Quando o muro de Berlim foi demolido praticamente à mão por multidões desarmadas, sem qualquer reação dos poderosos exércitos do Pacto de Varsóvia, em novembro de 1989, disseminou-se a crença de que a democracia liberal havia triunfado para sempre. Pouco tempo depois o cientista político Francis Fukuyama publicou um ensaio anunciando o fim da história, querendo naturalmente dizer que estavam encerrados os grandes conflitos políticos e que doravante a história fluiria sem perturbações ou sobressaltos.

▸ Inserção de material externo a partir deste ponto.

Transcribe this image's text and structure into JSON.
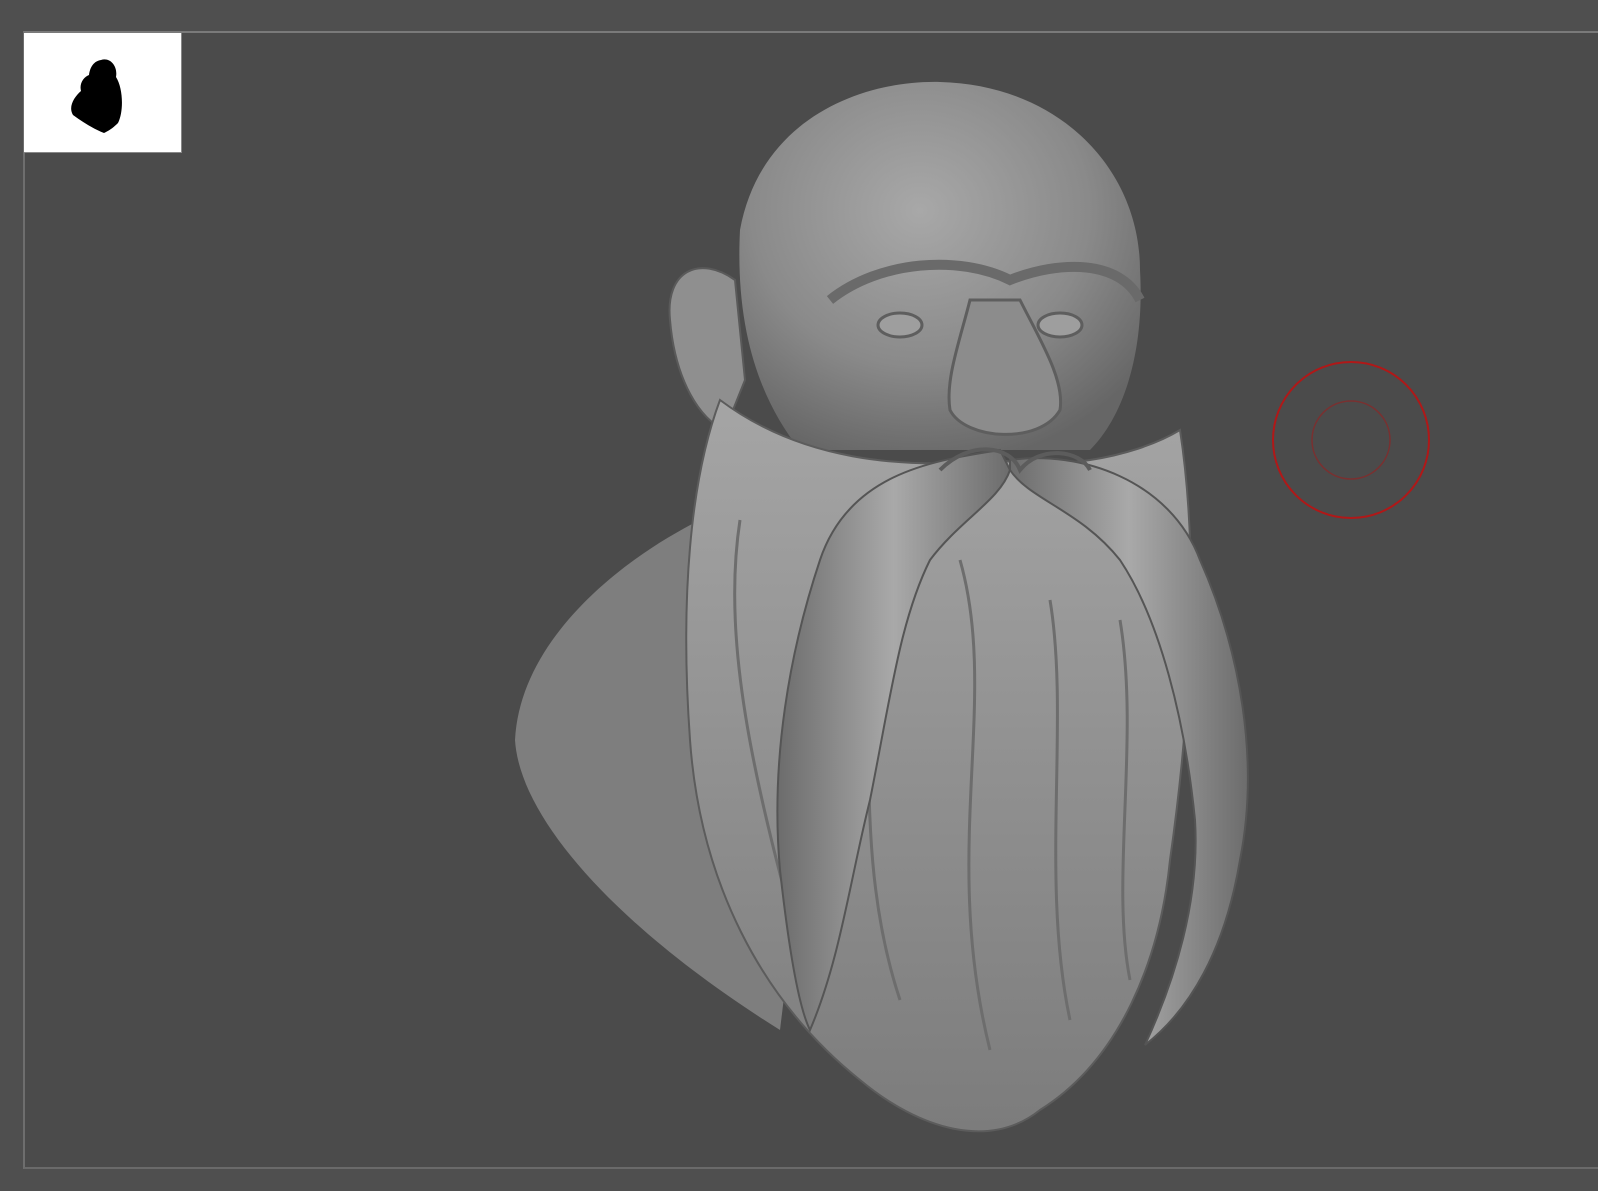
{
  "app": {
    "type": "3d-sculpting-viewport"
  },
  "colors": {
    "background": "#4f4f4f",
    "canvas": "#4b4b4b",
    "canvas_border": "#7a7a7a",
    "navigator_bg": "#ffffff",
    "navigator_silhouette": "#000000",
    "model_base": "#8a8a8a",
    "model_highlight": "#b5b5b5",
    "model_shadow": "#5e5e5e",
    "brush_cursor": "#b01818"
  },
  "icons": {
    "navigator": "model-silhouette-thumbnail",
    "cursor": "brush-cursor-circle"
  }
}
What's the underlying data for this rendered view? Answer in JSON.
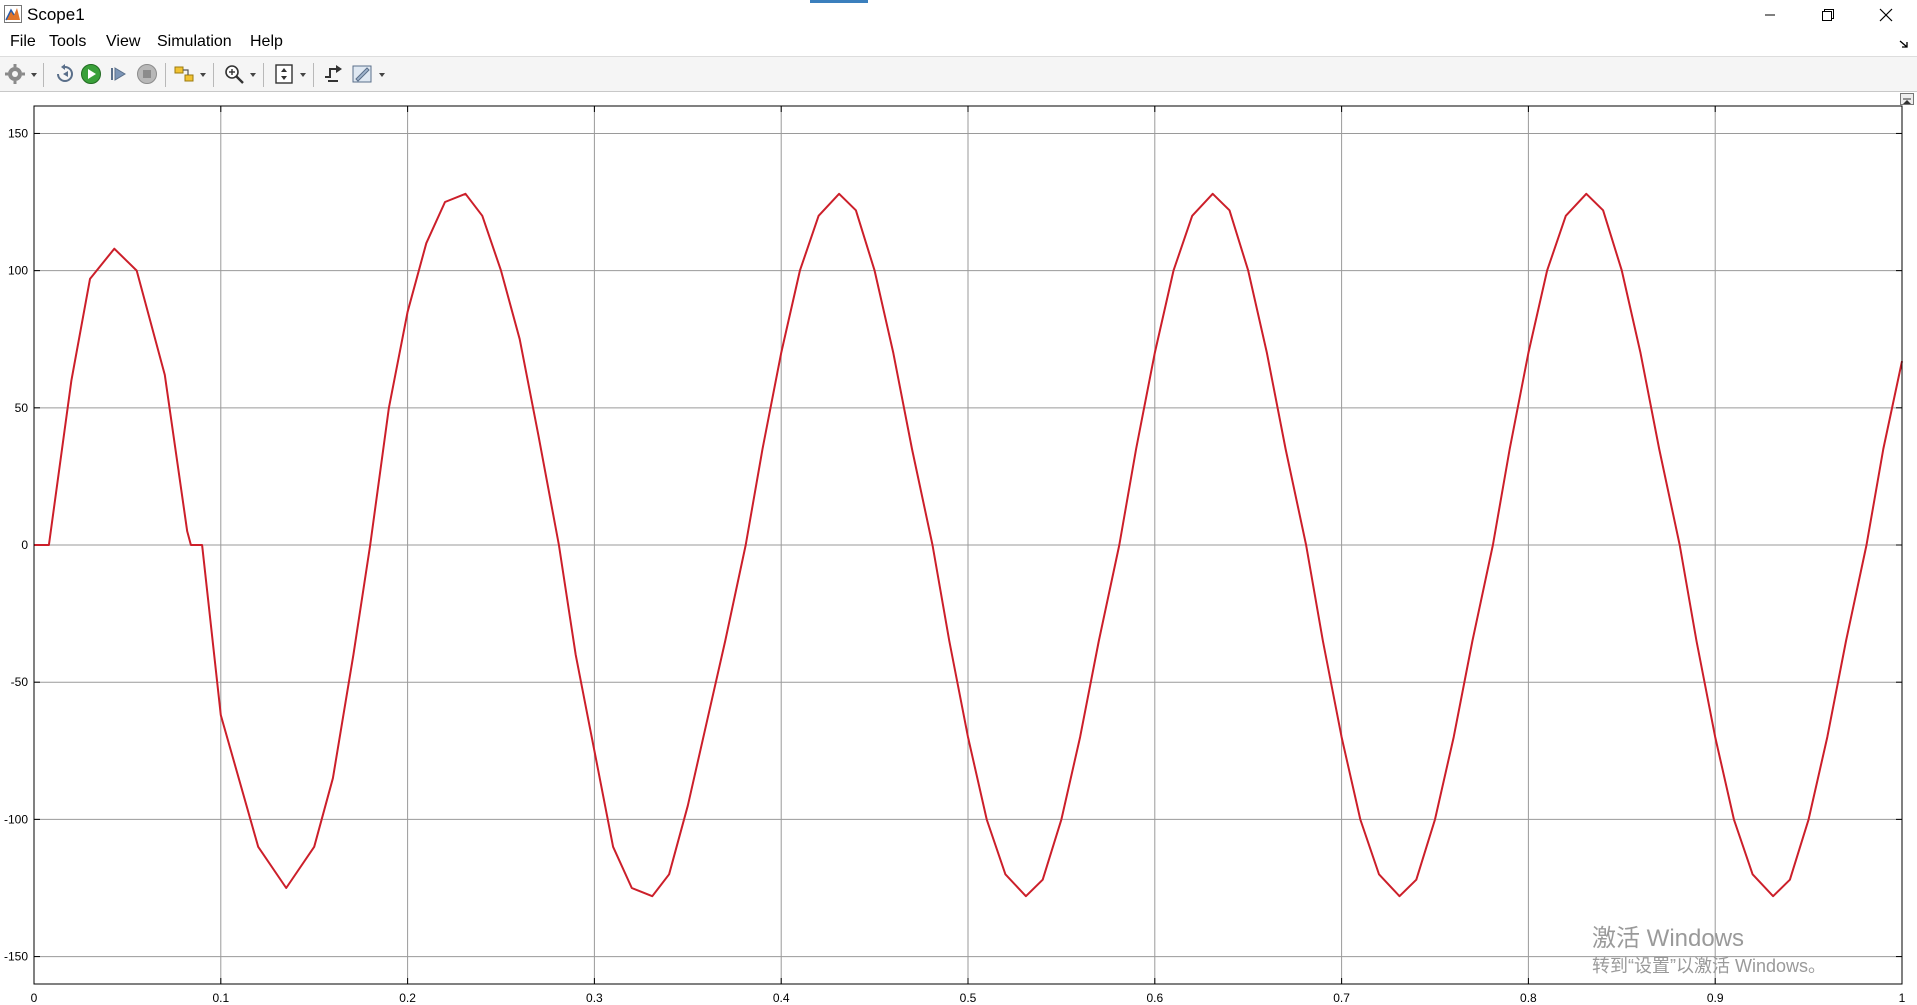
{
  "window": {
    "title": "Scope1"
  },
  "window_controls": [
    "minimize-icon",
    "restore-icon",
    "close-icon"
  ],
  "menu": [
    {
      "label": "File"
    },
    {
      "label": "Tools"
    },
    {
      "label": "View"
    },
    {
      "label": "Simulation"
    },
    {
      "label": "Help"
    }
  ],
  "toolbar": [
    "settings-gear-icon",
    "step-back-icon",
    "run-icon",
    "step-forward-icon",
    "stop-icon",
    "highlight-simulink-block-icon",
    "zoom-in-icon",
    "scale-axes-icon",
    "trigger-icon",
    "style-icon"
  ],
  "colors": {
    "signal": "#cc1f2a",
    "grid": "#9a9a9a",
    "axes": "#000000",
    "background": "#ffffff",
    "toolbar_bg": "#f5f5f5",
    "run_green": "#3aa03a"
  },
  "chart_data": {
    "type": "line",
    "title": "",
    "xlabel": "",
    "ylabel": "",
    "xlim": [
      0,
      1
    ],
    "ylim": [
      -160,
      160
    ],
    "xticks": [
      0,
      0.1,
      0.2,
      0.3,
      0.4,
      0.5,
      0.6,
      0.7,
      0.8,
      0.9,
      1
    ],
    "xtick_labels": [
      "0",
      "0.1",
      "0.2",
      "0.3",
      "0.4",
      "0.5",
      "0.6",
      "0.7",
      "0.8",
      "0.9",
      "1"
    ],
    "yticks": [
      150,
      100,
      50,
      0,
      -50,
      -100,
      -150
    ],
    "ytick_labels": [
      "150",
      "100",
      "50",
      "0",
      "-50",
      "-100",
      "-150"
    ],
    "grid": true,
    "series": [
      {
        "color": "#cc1f2a",
        "x": [
          0,
          0.008,
          0.02,
          0.03,
          0.043,
          0.055,
          0.07,
          0.082,
          0.084,
          0.09,
          0.1,
          0.12,
          0.135,
          0.15,
          0.16,
          0.171,
          0.18,
          0.19,
          0.2,
          0.21,
          0.22,
          0.231,
          0.24,
          0.25,
          0.26,
          0.27,
          0.281,
          0.29,
          0.3,
          0.31,
          0.32,
          0.331,
          0.34,
          0.35,
          0.36,
          0.37,
          0.381,
          0.39,
          0.4,
          0.41,
          0.42,
          0.431,
          0.44,
          0.45,
          0.46,
          0.47,
          0.481,
          0.49,
          0.5,
          0.51,
          0.52,
          0.531,
          0.54,
          0.55,
          0.56,
          0.57,
          0.581,
          0.59,
          0.6,
          0.61,
          0.62,
          0.631,
          0.64,
          0.65,
          0.66,
          0.67,
          0.681,
          0.69,
          0.7,
          0.71,
          0.72,
          0.731,
          0.74,
          0.75,
          0.76,
          0.77,
          0.781,
          0.79,
          0.8,
          0.81,
          0.82,
          0.831,
          0.84,
          0.85,
          0.86,
          0.87,
          0.881,
          0.89,
          0.9,
          0.91,
          0.92,
          0.931,
          0.94,
          0.95,
          0.96,
          0.97,
          0.981,
          0.99,
          1.0
        ],
        "y": [
          0,
          0,
          60,
          97,
          108,
          100,
          62,
          5,
          0,
          0,
          -62,
          -110,
          -125,
          -110,
          -85,
          -40,
          0,
          50,
          85,
          110,
          125,
          128,
          120,
          100,
          75,
          40,
          0,
          -40,
          -75,
          -110,
          -125,
          -128,
          -120,
          -95,
          -65,
          -35,
          0,
          35,
          70,
          100,
          120,
          128,
          122,
          100,
          70,
          35,
          0,
          -35,
          -70,
          -100,
          -120,
          -128,
          -122,
          -100,
          -70,
          -35,
          0,
          35,
          70,
          100,
          120,
          128,
          122,
          100,
          70,
          35,
          0,
          -35,
          -70,
          -100,
          -120,
          -128,
          -122,
          -100,
          -70,
          -35,
          0,
          35,
          70,
          100,
          120,
          128,
          122,
          100,
          70,
          35,
          0,
          -35,
          -70,
          -100,
          -120,
          -128,
          -122,
          -100,
          -70,
          -35,
          0,
          35,
          67
        ]
      }
    ]
  },
  "watermark": {
    "line1": "激活 Windows",
    "line2": "转到“设置”以激活 Windows。"
  }
}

Com a dissolução da União Soviética e a emancipação dos países da Europa Oriental, afirmou-se a superioridade da economia de mercado, das instituições da democracia, da globalização e das entidades multilaterais criadas no pós-guerra para monitorar a economia mundial. No entanto, o que estava de fato ocorrendo era apenas o fim de uma história específica que, na verdade, não durara mais do que algumas poucas décadas. Um novo período histórico estava realmente começando, mas como acontece com todos os processos humanos, este estava também condenado à trajetória dos ciclos históricos, haveria de nascer, evoluir e finalmente desparecer, para dar lugar a uma nova ordem.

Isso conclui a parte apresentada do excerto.